CBN Unveils N500bn Non-oil Export Stimulation Facility

Obinna Chima
As part of efforts to boost activities in the non-oil sector of the economy, the Central Bank of Nigeria (CBN) yesterday unveiled a N500 billion low interest rate non-oil export facility.
The banking sector regulator in the guidelines of the: “The Non-Oil Export Stimulation Facility (ESF), said the fund was established to support the diversification of the the economy away from oil and to expedite the growth and development of the non-oil export sector.

According to the guidelines for operating the fund,the CBN will invest in a N500 billion debenture to be issued by Nigerian Export-Import Bank (NEXIM) in line with section 31 of CBN Act.

It further stated that thefacility was essentially designed to redress the declining export credit and reposition the sector to increase its contribution to revenue generation and economic development. It will improve export financing, increase access of exporters to low interest credit and offer additional opportunities for them to upscale and expand their businesses in addition to improving their competiveness.

The Nigerian Export – Import Bank (NEXIM) shall be the Managing Agent of the Non-Oil Export Stimulation Facility (ESF). It shall be responsible for the day-to-day administration of the Facility and rendition of periodic reports on the performance of ESF to CBN.

“Facilities with a tenor of up to three (3) years, would be granted at a maximum all-in interest rate of seven and half percent (7.5%) per annum; Facilities with tenor of over three (3) years, would be granted at a maximum all-in interest rate of nine percent (9%) per annum.

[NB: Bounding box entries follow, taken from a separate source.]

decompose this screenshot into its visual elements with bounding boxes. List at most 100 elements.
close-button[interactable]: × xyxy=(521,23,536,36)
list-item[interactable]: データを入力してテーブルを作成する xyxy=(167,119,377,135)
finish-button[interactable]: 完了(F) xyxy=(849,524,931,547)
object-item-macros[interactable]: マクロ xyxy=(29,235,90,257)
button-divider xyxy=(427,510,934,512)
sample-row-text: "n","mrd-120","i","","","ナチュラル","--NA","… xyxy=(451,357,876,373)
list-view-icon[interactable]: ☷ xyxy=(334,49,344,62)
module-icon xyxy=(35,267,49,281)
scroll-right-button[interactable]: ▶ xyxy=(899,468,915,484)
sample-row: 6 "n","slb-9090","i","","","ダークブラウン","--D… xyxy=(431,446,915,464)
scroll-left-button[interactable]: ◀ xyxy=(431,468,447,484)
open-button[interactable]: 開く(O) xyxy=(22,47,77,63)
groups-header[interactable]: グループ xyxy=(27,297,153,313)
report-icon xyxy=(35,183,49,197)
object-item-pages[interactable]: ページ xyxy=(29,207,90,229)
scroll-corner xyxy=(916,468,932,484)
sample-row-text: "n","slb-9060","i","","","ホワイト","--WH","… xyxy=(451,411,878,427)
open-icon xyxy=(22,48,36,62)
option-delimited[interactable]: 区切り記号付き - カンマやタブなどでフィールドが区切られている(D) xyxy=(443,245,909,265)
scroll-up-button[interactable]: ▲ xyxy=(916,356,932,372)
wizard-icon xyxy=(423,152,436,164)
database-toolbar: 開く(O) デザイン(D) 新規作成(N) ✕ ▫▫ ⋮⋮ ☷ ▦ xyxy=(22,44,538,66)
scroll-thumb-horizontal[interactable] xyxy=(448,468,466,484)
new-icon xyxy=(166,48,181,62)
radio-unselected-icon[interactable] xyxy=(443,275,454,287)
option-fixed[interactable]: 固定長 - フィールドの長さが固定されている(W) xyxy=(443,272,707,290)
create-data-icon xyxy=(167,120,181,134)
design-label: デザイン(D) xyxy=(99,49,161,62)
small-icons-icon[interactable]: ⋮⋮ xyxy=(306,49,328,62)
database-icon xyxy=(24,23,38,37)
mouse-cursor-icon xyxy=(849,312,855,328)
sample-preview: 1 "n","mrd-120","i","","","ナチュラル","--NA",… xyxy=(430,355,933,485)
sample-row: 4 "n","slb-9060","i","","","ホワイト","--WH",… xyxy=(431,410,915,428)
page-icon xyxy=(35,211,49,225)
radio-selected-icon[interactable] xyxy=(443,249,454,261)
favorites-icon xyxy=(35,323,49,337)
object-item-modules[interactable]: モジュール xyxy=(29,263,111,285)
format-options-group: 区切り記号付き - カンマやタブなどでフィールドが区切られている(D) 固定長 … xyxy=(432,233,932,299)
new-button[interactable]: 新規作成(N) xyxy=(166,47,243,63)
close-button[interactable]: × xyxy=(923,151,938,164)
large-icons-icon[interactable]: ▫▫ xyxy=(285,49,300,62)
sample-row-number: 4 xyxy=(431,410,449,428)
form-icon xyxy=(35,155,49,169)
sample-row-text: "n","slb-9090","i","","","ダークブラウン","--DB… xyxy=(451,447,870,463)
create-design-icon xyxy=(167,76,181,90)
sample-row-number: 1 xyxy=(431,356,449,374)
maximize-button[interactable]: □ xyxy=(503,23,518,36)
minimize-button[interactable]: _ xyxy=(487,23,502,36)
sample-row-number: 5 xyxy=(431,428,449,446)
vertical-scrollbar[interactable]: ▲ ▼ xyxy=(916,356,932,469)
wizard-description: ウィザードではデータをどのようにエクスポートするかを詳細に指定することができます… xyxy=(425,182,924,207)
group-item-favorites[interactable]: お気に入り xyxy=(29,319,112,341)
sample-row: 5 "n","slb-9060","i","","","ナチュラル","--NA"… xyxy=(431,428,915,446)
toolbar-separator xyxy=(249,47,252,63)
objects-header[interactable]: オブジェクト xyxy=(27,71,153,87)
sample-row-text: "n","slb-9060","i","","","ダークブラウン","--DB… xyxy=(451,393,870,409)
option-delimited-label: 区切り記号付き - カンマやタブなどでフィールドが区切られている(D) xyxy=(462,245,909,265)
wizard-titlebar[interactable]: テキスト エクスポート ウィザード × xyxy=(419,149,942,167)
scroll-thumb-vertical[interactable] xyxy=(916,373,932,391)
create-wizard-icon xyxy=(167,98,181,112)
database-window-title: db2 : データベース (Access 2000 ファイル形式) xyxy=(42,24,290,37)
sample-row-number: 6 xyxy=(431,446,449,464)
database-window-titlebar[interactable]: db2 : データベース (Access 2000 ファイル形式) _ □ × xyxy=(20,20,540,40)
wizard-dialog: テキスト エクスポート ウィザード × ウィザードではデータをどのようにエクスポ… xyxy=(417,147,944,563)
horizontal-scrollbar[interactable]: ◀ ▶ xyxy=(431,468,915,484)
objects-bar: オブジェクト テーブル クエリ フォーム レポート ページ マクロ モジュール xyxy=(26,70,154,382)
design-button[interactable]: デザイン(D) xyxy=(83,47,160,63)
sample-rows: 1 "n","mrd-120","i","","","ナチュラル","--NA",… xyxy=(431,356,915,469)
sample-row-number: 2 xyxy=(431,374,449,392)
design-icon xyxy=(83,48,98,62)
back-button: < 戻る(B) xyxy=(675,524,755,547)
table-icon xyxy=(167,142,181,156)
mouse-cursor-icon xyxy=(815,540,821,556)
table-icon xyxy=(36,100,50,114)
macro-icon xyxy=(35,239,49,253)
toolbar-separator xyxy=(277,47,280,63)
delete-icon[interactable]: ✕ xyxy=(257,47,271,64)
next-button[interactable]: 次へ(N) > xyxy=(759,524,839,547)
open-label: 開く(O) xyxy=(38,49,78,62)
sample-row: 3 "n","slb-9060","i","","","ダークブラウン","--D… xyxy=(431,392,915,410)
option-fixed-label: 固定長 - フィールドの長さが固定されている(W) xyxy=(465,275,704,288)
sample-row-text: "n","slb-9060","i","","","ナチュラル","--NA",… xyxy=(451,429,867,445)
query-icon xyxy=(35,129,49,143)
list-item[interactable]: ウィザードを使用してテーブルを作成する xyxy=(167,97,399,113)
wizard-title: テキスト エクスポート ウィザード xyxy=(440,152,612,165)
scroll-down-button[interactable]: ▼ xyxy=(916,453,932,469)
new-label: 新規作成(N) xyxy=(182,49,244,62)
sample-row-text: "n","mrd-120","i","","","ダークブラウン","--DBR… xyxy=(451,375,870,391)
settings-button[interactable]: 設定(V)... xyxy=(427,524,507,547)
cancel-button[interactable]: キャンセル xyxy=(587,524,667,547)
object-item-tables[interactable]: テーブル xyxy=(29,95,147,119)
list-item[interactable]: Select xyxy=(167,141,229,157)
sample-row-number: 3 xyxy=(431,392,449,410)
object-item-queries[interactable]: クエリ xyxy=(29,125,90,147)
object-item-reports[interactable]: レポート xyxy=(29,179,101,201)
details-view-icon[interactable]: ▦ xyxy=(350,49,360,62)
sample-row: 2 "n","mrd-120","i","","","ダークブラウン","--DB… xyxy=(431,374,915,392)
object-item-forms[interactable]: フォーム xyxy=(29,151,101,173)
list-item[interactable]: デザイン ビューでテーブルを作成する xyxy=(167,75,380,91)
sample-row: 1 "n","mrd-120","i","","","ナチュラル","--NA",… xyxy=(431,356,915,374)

“Export of goods wholly or partly processed or manufactured in Nigeria; Export of commodities and services, which are permissible and excluded under existing export prohibition list; Imports of plant and machinery, spare parts and packaging materials, required for export oriented production that cannot be produced locally; Export value chain support services such as transportation, warehousing and quality assurance infrastructure; Resuscitation, expansion, modernization and technology upgrade of non-oil exports industries and; Stocking Facility/Working capital,” the guidelines added.

Furthermore, it stated that the facility shall not exceed 70 percent of the total cost of the project or transaction subject to a maximum of N5 billion. The ESF shall have a tenor of up to 10 years and shall not exceed the 28th of December, 2025. Stocking facility shall be for a maximum tenor of one year with the option of roll-over not exceeding twice. However, this shall attract an additional fee of 0.25 percent per annum of the loan amount and is subject to approval of CBN. Working capital facility shall be for a maximum tenor of one year with the provision of roll-over not exceeding twice. However, this shall attract an additional fee of 0.25 percent per annum of the loan amount and is subject to approval of CBN.

Meanwhile, in a separate circular yesterday, the central bank stated that in other to ensure continuous flow of credit to the export sector at competitive rates, especially against the background of declining export loans and the need to promote sustainable non-oil exports, it has expanded the Export Credit Rediscounting and Refinancing Facilities (RRF) by N50 billion to support the banks in the provision of pre- and post-shipment finance to exporters to undertake export transactions.

To implement the facility, CBN will invest in a N50 billion debenture to be issued by the Nigerian Export – Import Bank (NEXIM) in line with Section 31 of CBN Act. Accordingly, this guideline describes and outlines the revised operational modalities of the RRF towards the provision of a discount window to liquefy the export credit transactions of Deposit Money Banks, thereby improving exporters’ access to export credit at any given time.

According to the CBN, the objectives of the RRF objectives are: to encourage and support banks to provide short-term pre- and post-shipment finance in support of exports by providing a discount window to exports financing banks and therefore improving their liquidity and exporters’ access to export credit; moderation and indirect influence on the cost of export credits to the non-oil sector in order to enhance competitiveness of Nigeria’s exports and thereby assist in export production and marketing; and to enhance the continuous flow of export credits for non-oil exports toward facilitating the diversification of the productive base of the economy and ensuring sustainable external sector development;

Commenting further on the pre-shipment rediscounting facility, it stated: “The objective is to encourage banks to finance incidental expenses necessary to undertake and perform export contracts as well as procurement of inputs / exportable goods, e.g. raw materials / commodities, semi-processed and finished goods for either processing and/or direct exports.”